New Media, and India
September 12, 2017

India experienced its dotcom moment in the early 1990s in the wake of the economic liberalisation policy. Since then, the country has seen an exponential rise in technology, specially the Internet. The Internet has been the fastest growing communication medium in urban areas of the country. By the late Nineties, the personal computer (PC) had come into many homes. The new millennium opened new horizons. There were several phenomenal developments in the telecommunication sector. These had some social ramifications as well.

The recently released book, India Connected – Mapping the Impact of New Media, published by Sage Publications, deals with these key issues. Edited by Sunetra Sen Narayan and Shalini Narayanan, it takes up many pertinent issues related to new media with special emphasis on India. The book is divided into three parts. The theme of Part I is Theoretical Perspectives, Part II is about Politics, Government and the Market and Part III deals with Historical Exclusions.

india connected
India CONNECTED – MAPPING THE IMPACT OF NEW MEIDA
Publisher: Sage Publications
Edited by: Sunetra Sen Narayan/ Shalini Narayana
Pages: 292
Price: Rs 895

In the first part, digital divide, diffusion and the influence of ownership patterns in the new media environment are discussed. The first two issues are foundational ones and influence most other aspects of the new media environment while the latter relates to the specific contexts of public participation and influence in production and dissemination of news content. The section also focuses on development and working of government bodies pertaining to information technology and telecommunication, government programmes and project implementation through various projects in India.

In Part II, the effect of social media on politics, how social media has created a new context for political activism, social movements that took place in India, etc are analysed. The practices in e-governance though new media in India and how new media has been regulated by the government as well as Information Communication Technology (ICT) and how it can be used to impart education in schools are also covered here. Current practices of online advertising are explored, too.

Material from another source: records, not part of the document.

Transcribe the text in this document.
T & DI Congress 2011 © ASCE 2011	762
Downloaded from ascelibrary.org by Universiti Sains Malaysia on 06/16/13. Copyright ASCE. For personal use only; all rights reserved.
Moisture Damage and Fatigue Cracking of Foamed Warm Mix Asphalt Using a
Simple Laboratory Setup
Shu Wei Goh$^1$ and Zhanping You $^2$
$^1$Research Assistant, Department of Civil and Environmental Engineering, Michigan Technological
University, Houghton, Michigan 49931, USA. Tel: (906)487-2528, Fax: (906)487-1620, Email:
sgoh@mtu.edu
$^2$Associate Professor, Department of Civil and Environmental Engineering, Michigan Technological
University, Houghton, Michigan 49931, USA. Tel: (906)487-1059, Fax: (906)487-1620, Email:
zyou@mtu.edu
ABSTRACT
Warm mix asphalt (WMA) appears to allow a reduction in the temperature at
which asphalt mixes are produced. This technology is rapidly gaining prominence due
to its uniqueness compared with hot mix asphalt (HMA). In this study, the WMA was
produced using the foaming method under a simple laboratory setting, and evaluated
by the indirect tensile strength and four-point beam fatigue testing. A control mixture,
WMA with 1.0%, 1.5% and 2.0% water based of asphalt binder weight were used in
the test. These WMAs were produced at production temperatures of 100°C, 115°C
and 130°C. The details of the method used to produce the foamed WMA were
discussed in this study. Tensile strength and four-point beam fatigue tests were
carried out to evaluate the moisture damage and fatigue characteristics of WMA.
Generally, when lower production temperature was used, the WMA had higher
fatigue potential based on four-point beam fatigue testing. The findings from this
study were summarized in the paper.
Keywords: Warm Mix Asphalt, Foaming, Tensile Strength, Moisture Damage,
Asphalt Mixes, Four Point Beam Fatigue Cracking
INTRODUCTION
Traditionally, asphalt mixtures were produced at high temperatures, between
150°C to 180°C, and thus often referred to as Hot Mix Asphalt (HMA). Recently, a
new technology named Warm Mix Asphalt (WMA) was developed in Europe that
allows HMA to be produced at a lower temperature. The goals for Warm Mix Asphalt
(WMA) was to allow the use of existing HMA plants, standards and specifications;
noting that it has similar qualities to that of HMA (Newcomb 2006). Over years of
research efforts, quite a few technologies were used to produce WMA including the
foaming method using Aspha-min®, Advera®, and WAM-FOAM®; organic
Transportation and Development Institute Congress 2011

The last part of the book deals mostly with injustices meted out to those who do not have access to the Internet, especially women and the disabled. Various projects and forums that have been formed to bring more women into the new media environment are considered. The section also takes up the serious issue of how physically challenged persons are using the Internet and their constraints in accessing certain forms of information. It also discusses the regulations the Government is bringing in to provide inclusivity for the physically challenged and the socially marginalised.

India has been travelling on the information highway for over 25 years now. Though there have been many books in the West on this issue, a comprehensive volume on new media in India was hitherto lacking. From history to regulations to impact, this book covers many areas of the topic. It is invaluable in understanding the current new media milieu in India and where it is heading.